De privée, l'image de Thierry se fait halo d'azur, plan volant d'un érotisme du regard. Il assimile les formes comme des mots clefs, et des perles traçant le sillage d'un décor sublime.
Le nunc et le hic de la photographie s'éloignent. Ce ne sont pas des reproductions, mais des productions, des flashs qui éloignent la copie. Thierry fait une transposition mentale, de sa posture de solitaire silencieux. Son art photographique est un laboratoire de poésie. Le de visu devient de corde, et de luce. La chambre noire est inondée de lumière. L'image n'est plus latente, mais vraie, dans sa vérité totale. Elle est là, elle est, comme moi-même.
Les photographies de Thierry Delaballe sont des révélations, et des fixages de rêve. Elles nous disent qu'il y a une issue, malgré la décomposition de la matière. Thierry est un voyant du mystère et des lignes profondes. Il est un poète de la photographie, de la durée, de la mémoire du monde.
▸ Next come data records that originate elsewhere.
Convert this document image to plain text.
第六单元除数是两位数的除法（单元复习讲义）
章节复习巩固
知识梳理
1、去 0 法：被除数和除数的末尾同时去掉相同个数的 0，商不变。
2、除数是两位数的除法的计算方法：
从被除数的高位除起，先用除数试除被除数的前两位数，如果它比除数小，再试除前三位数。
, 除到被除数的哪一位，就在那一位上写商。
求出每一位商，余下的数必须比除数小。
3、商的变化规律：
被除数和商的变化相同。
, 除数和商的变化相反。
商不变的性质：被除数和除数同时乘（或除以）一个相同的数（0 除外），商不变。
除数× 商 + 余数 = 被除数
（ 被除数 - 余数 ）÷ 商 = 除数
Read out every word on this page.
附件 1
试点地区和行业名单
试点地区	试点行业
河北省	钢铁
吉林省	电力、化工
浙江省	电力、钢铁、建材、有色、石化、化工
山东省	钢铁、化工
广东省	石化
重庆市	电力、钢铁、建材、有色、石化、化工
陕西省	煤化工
Pas de négatif, pas de cliché, mais la vie qui est là, pour être aimée, dans l'instantané de son regard.
Clic ! Et le temps de se donner, comme une rose, un arbre, un fil d'herbe, un rayon de la lune ou du soleil. J'ai l'impression que la forme visuelle se fait aussi sonore. Les photographies de Thierry parlent musique, celle de Wolfgang Mozart et de Maurice Ravel, et même de Gioac- chino Rossini. Des valeurs tonales partent, comme des notes douces, pour exprimer le langage universel de l'image.
Est-ce de l'imitation du vrai ? Non, c'est la vie dans sa plénitude de songe. Le cadrage s'ouvre au coeur. Thierry a fixé la mémoire, qui s'est docilement donnée à son appareil-miracle.